Weil ich es will: Ein vitaler Beitrag zur Diversität

«Weil ich es will» sagen 39 Frauen und Männer, die in diesem Buch zur Wort kommen: Sie möchten ihren homoerotischen Empfindungen nicht das letzte Wort über ihren Lebensstil geben. Ein kontroverses Thema, das leider nicht mehr kontrovers geführt wird. Gedanken zum Buch von Dominik Klenk.

Menschen müssen erzählen können, was ihnen widerfahren ist. Wer die eigene Geschichte in Worte fasst, der ordnet nicht nur sein Leben, sondern der gibt ihm auch Bedeutung.

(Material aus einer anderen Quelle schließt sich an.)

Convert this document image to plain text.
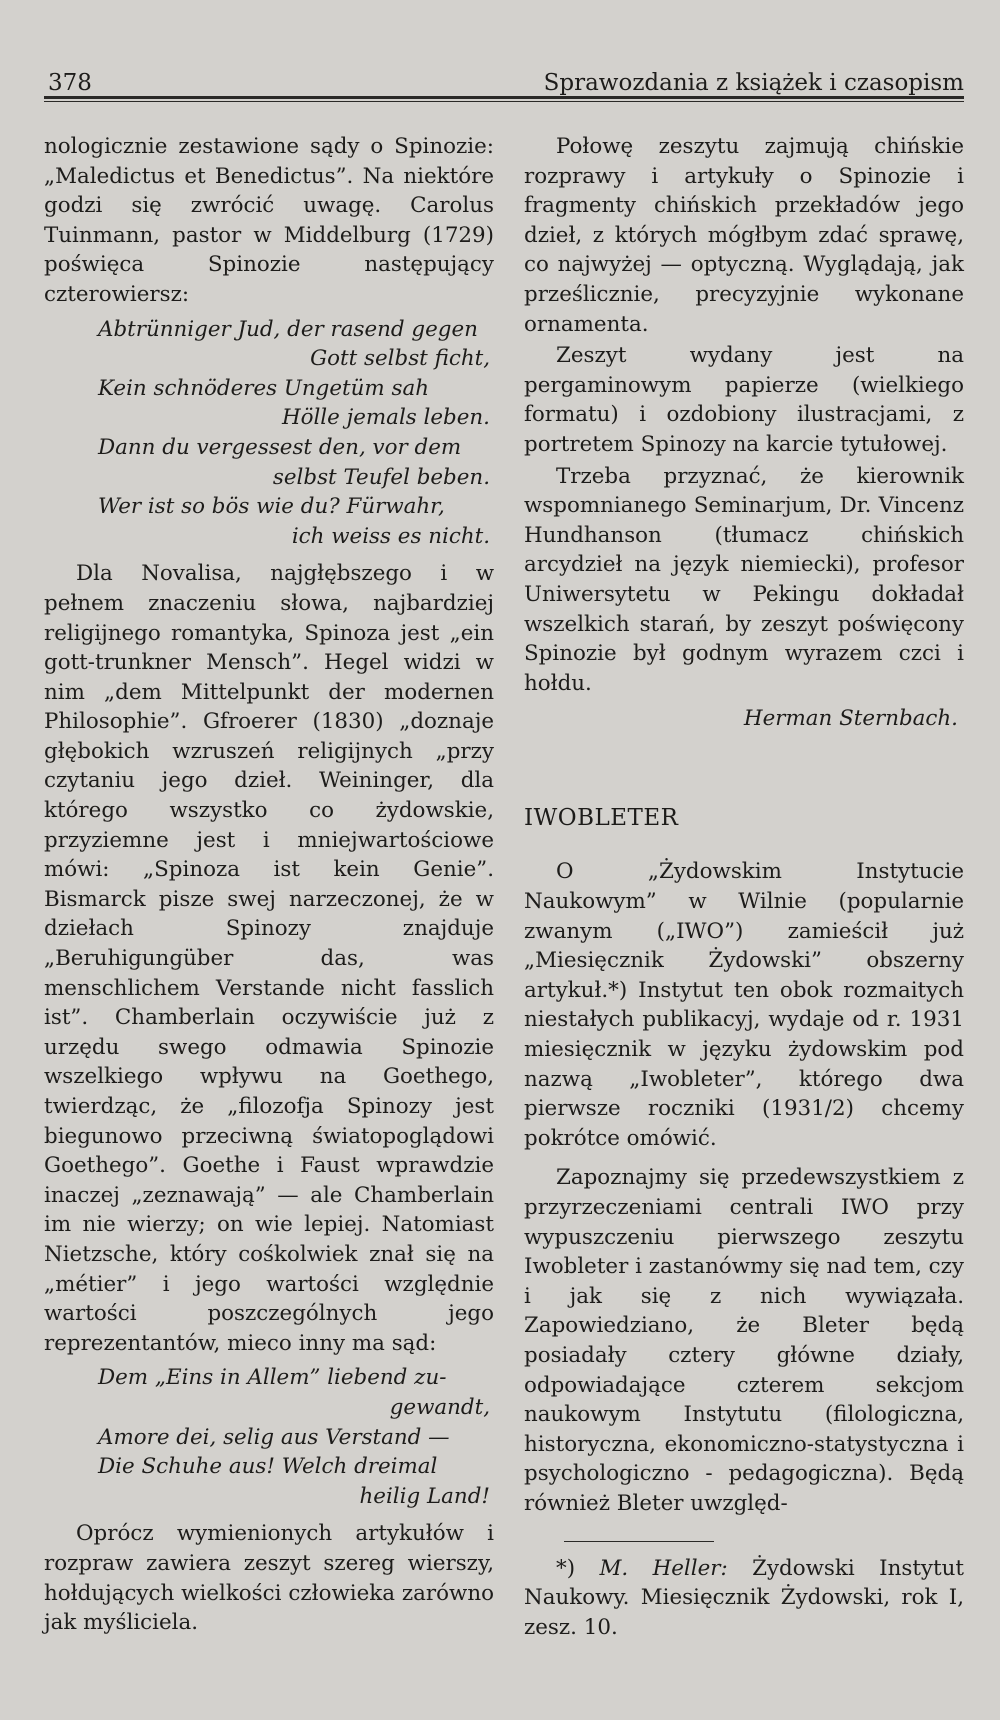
378	Sprawozdania z książek i czasopism

nologicznie zestawione sądy o Spinozie: „Maledictus et Benedictus”. Na niektóre godzi się zwrócić uwagę. Carolus Tuinmann, pastor w Middelburg (1729) poświęca Spinozie następujący czterowiersz:

Abtrünniger Jud, der rasend gegen
Gott selbst ficht,
Kein schnöderes Ungetüm sah
Hölle jemals leben.
Dann du vergessest den, vor dem
selbst Teufel beben.
Wer ist so bös wie du? Fürwahr,
ich weiss es nicht.

Dla Novalisa, najgłębszego i w pełnem znaczeniu słowa, najbardziej religijnego romantyka, Spinoza jest „ein gott-trunkner Mensch”. Hegel widzi w nim „dem Mittelpunkt der modernen Philosophie”. Gfroerer (1830) „doznaje głębokich wzruszeń religijnych „przy czytaniu jego dzieł. Weininger, dla którego wszystko co żydowskie, przyziemne jest i mniejwartościowe mówi: „Spinoza ist kein Genie”. Bismarck pisze swej narzeczonej, że w dziełach Spinozy znajduje „Beruhigungüber das, was menschlichem Verstande nicht fasslich ist”. Chamberlain oczywiście już z urzędu swego odmawia Spinozie wszelkiego wpływu na Goethego, twierdząc, że „filozofja Spinozy jest biegunowo przeciwną światopoglądowi Goethego”. Goethe i Faust wprawdzie inaczej „zeznawają” — ale Chamberlain im nie wierzy; on wie lepiej. Natomiast Nietzsche, który cośkolwiek znał się na „métier” i jego wartości względnie wartości poszczególnych jego reprezentantów, mieco inny ma sąd:

Dem „Eins in Allem” liebend zu-
gewandt,
Amore dei, selig aus Verstand —
Die Schuhe aus! Welch dreimal
heilig Land!

Oprócz wymienionych artykułów i rozpraw zawiera zeszyt szereg wierszy, hołdujących wielkości człowieka zarówno jak myśliciela.

Połowę zeszytu zajmują chińskie rozprawy i artykuły o Spinozie i fragmenty chińskich przekładów jego dzieł, z których mógłbym zdać sprawę, co najwyżej — optyczną. Wyglądają, jak prześlicznie, precyzyjnie wykonane ornamenta.

Zeszyt wydany jest na pergaminowym papierze (wielkiego formatu) i ozdobiony ilustracjami, z portretem Spinozy na karcie tytułowej.

Trzeba przyznać, że kierownik wspomnianego Seminarjum, Dr. Vincenz Hundhanson (tłumacz chińskich arcydzieł na język niemiecki), profesor Uniwersytetu w Pekingu dokładał wszelkich starań, by zeszyt poświęcony Spinozie był godnym wyrazem czci i hołdu.

Herman Sternbach.
IWOBLETER

O „Żydowskim Instytucie Naukowym” w Wilnie (popularnie zwanym („IWO”) zamieścił już „Miesięcznik Żydowski” obszerny artykuł.*) Instytut ten obok rozmaitych niestałych publikacyj, wydaje od r. 1931 miesięcznik w języku żydowskim pod nazwą „Iwobleter”, którego dwa pierwsze roczniki (1931/2) chcemy pokrótce omówić.

Zapoznajmy się przedewszystkiem z przyrzeczeniami centrali IWO przy wypuszczeniu pierwszego zeszytu Iwobleter i zastanówmy się nad tem, czy i jak się z nich wywiązała. Zapowiedziano, że Bleter będą posiadały cztery główne działy, odpowiadające czterem sekcjom naukowym Instytutu (filologiczna, historyczna, ekonomiczno-statystyczna i psychologiczno - pedagogiczna). Będą również Bleter uwzględ-

*) M. Heller: Żydowski Instytut Naukowy. Miesięcznik Żydowski, rok I, zesz. 10.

Dabei wohnt jedem Erzählen ein Geheimnis inne: Erzählen ist menschlich und Erzählen macht menschlich. Erzählen benötigt Zeit und Erzählen überwindet Zeit. Erzählen braucht Gemeinschaft und Erzählen schafft Gemeinschaft. Menschheitsgeschichte ist erzählte Geschichte. Und die christliche Erzählgemeinschaft ist das Weiterreichen der frohen Botschaft im biblischen Narrativ von einer Generation zur nächsten. Keine andere Geschichte hat kraftvoller Kreise gezogen. Ein besonderes Textil entsteht, wenn sich die persönlichen Geschichten von Menschen sichtbar mit dem großen Narrativ von Gottes Heilsgeschichte verweben: Wenn die eigene Sehnsucht und der eigene Schmerz, die eigenen Erfahrungen und Erkenntnisse Halt und Einbindung finden in den großen Geschichten von Konflikt und Versöhnung, von Abkehr, Umkehr und Neuanfang im Volk Gottes.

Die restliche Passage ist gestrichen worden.